Мне казалось, что он влюблён в мою маму. Впрочем, так я думал про всех.
Думал, пока охранник заботливо сметал лохматым веником снег с наших валенок, всё рассказывал какой-то неясный анекдот про неловкого поручика, смеялся. Не хватало передних зубов. Проходили в широкий вестибюль.
С десяток секунд тускло, двоечником, ускользающим с урока, горела лишь одна лампочка – цветом засохшей мандариновой кожуры. Затем – электрический вздох пробуждающегося здания: горит пока только первый этаж, где работает мама, но скоро, по мере наполнения школы, незаметно произойдёт цепная реакция.
За окном – живая, страшная и голодная тьма.
Мама открывала свой кабинет. Ключ уныло лязгал в моём желудке. Потом – запах пыли, мела и мечты.
Мама раскладывала справочники, пособия, перепроверяла тетради. Она хотела, чтобы я повторял уроки, подчёркивал грамматические основы невыписанных предложений, что-нибудь заучивал – но я уже тогда любил, какие там уроки…
Мне требовалось одиночество. Цельное, неразделённое, с лёгким присвистом снегов и у батареи.
Скучающие таблицы с безликими школьниками, все глухости-звонкости, сложения-вычитания и правила пожарной безопасности шептали мне: «Беги, беги скорее на второй этаж, пока ещё не пришла Валентина Михайловна, пока не пришла Оленька, пока нет глупых одноклассников, которые отказываются с тобой играть, пока нет задир из седьмого класса, нет шума, нет боли, нет суеты…»
И я бежал.
Добегал до лестницы, оглядывался – никого.
Поднимался – мечтал об Оленьке.
Конечно, я любил маму. Каждый мальчик любит свою маму. Но в пятом классе (вторая четверть, понедельник, после литературы) я понял, что люблю ещё одного человека.
Оленька. Староста и отличница. Нежное облачко светлых кудрей – как плавное цветение солнца. Росинки глаз – каплями в моё счастливое детство.
Оленька придёт за пятнадцать минут до урока. Подождём.
Итак, утро второго этажа неизменно начиналось с меня. Я шёл в дальний угол, забирался на подоконник и замирал, глядя на пурпурно-сизый танец стихии, молитвенно постукивающей в окно.
Скоро придёт Валентина Михайловна и начнётся моё мучение. Однажды, когда я ходил туда-сюда по второму этажу и представлял, как изменится школа во время конца света, ко мне подошёл наш худой и длинный молодой физик-завуч и спросил: «Может, я могу как-нибудь помочь?»
Учителя знают, что я сын их коллеги, и любят подходить ко мне с глупыми вопросами.
Я ответил: «Отмените, пожалуйста, русский язык. Или поставьте его последним, чтобы я мог незаметно с него сбежать».

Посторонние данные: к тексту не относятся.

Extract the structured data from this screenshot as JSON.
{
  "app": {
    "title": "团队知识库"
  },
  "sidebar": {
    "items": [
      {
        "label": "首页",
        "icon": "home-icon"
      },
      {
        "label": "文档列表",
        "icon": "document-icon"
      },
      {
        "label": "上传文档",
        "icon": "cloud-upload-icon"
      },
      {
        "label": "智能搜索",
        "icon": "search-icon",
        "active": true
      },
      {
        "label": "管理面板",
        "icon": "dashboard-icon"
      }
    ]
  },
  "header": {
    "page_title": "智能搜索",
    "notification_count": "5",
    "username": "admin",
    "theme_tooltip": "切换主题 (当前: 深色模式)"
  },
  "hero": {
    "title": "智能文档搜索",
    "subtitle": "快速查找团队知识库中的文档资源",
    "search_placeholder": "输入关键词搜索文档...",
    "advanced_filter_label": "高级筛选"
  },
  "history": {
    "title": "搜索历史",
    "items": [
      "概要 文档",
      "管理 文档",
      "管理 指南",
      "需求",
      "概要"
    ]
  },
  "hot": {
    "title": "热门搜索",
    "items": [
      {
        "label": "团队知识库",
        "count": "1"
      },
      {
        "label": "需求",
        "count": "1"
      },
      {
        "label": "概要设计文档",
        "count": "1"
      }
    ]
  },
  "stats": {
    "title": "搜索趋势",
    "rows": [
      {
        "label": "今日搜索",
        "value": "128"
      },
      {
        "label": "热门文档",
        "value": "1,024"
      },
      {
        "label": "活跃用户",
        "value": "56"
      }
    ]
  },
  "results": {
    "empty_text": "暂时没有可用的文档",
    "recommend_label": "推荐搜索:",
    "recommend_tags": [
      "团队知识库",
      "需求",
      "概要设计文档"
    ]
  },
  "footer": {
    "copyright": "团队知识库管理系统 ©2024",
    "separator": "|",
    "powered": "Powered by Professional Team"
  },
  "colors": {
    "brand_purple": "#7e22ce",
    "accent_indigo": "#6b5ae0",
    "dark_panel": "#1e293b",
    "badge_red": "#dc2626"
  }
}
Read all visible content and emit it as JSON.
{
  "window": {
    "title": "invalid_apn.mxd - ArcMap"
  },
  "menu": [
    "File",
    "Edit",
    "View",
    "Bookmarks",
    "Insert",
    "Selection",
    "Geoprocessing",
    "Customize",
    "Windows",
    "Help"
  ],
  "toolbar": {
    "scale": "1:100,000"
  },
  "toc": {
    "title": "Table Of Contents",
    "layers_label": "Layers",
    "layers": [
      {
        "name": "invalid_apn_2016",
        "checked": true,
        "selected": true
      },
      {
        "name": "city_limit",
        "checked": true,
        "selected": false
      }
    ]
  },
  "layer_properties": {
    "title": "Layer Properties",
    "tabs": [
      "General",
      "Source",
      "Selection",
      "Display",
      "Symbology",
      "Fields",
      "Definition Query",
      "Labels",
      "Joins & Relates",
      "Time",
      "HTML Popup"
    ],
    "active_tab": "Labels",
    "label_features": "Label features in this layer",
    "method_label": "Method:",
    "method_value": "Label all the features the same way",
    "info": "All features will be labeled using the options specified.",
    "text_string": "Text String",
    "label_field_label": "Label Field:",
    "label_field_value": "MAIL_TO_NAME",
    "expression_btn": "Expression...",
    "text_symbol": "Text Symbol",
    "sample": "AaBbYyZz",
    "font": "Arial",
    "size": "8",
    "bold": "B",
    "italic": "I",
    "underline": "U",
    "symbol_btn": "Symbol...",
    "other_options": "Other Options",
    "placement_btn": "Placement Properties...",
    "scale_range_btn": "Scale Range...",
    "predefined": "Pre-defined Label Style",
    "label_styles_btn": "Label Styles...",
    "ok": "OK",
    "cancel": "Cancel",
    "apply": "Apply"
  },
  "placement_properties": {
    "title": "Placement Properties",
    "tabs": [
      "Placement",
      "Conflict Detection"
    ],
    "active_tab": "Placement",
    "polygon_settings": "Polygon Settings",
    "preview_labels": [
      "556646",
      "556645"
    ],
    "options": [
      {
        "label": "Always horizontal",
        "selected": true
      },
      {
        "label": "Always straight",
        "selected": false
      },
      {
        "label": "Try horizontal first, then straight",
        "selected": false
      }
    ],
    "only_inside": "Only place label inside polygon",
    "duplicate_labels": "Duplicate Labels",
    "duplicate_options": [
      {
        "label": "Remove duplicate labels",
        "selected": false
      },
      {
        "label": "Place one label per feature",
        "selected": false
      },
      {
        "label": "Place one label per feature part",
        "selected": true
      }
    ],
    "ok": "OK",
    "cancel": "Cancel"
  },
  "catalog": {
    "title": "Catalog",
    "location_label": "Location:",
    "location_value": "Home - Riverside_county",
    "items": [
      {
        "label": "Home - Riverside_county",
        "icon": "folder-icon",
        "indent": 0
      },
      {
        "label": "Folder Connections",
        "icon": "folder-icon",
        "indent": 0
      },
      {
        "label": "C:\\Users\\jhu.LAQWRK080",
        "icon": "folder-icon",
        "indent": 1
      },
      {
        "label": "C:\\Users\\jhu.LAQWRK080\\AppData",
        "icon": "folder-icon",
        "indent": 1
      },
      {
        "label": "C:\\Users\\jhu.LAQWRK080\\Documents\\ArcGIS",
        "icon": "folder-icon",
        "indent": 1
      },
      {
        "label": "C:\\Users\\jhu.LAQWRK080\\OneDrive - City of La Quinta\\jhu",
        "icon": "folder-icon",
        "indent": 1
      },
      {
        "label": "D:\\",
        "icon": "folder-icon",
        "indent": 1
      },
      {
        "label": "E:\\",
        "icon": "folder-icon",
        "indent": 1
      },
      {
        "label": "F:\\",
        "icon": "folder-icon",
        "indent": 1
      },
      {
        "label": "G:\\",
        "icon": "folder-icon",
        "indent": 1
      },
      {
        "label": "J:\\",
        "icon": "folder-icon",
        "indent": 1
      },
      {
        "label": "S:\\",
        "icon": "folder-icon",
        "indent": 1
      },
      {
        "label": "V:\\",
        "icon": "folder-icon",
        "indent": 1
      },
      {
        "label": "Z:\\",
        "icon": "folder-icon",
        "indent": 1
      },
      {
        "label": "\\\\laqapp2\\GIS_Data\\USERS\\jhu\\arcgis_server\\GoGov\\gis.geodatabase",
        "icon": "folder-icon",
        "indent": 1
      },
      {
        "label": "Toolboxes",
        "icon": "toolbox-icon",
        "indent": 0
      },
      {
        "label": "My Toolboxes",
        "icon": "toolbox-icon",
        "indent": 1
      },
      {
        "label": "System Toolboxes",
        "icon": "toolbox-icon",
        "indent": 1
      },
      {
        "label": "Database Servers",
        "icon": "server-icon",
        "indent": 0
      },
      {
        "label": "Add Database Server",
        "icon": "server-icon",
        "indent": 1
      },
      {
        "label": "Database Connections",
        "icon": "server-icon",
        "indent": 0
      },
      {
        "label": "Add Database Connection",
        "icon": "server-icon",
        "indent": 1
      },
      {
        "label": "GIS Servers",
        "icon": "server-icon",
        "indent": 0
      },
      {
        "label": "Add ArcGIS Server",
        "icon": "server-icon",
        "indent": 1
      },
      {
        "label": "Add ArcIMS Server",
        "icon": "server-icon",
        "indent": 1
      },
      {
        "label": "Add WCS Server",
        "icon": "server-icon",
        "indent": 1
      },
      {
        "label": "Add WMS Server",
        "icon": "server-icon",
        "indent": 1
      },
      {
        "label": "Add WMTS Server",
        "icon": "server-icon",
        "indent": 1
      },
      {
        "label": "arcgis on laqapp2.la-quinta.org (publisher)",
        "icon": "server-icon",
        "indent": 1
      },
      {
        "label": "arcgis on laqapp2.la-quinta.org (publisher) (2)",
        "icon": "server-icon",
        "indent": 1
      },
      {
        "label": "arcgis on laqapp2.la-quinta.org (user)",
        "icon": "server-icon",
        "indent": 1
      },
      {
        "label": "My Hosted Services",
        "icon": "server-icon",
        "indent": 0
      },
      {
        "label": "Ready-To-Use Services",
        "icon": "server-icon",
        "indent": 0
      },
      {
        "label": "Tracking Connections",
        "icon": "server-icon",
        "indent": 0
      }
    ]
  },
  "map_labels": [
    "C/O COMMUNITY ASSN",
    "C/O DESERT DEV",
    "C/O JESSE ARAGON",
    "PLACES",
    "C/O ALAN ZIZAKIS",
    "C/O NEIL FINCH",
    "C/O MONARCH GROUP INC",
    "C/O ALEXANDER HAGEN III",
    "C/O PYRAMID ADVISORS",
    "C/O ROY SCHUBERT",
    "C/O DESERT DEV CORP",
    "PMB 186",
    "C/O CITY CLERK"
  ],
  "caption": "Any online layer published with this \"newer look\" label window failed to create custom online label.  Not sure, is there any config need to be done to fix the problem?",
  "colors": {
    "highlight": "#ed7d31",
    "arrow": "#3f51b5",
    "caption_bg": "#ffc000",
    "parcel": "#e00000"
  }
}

Худой и длинный молодой физик-завуч рассмеялся и ушёл. Хотелось кинуть ему в спину ластик, кусок мела или камень.
Три дня в неделю неизменно начинались с русского языка. Его вела Валентина Михайловна – старая строгая женщина. Ещё она вела литературу и носила почти выцветшее тёмно-оранжевое платье с розовыми георгинами.
Я – безграмотный. У Валентины Михайловны – глубокие морщины. Она постоянно жалуется маме на мою успеваемость. Примерно два раза в неделю. После этого, когда мы возвращаемся домой, мама берёт огромный резиновый тапок сорок пятого размера, оставленный папой, и долго бьёт меня.
Мне совсем не больно. Разве только чуть-чуть.
Я прекрасно понимаю, что родители должны наказывать своих детей. Что делать, если учусь я только так? Мама не виновата.
Валентина Михайловна проработала в школе всю жизнь. Я не знаю, сколько ребят прошло через её руки, да и не сосчитал бы. Первый класс выпустила лет пятьдесят назад. Так получилось, что в тот момент она была беременна. Чтобы ребёнок не помешал достойно проводить учеников, Валентина Михайловна сделала аборт. Вскоре повесился её муж. Мамины подруги шутят, что в предсмертной записке она нашла две грамматические ошибки и по привычке подчеркнула их красной ручкой.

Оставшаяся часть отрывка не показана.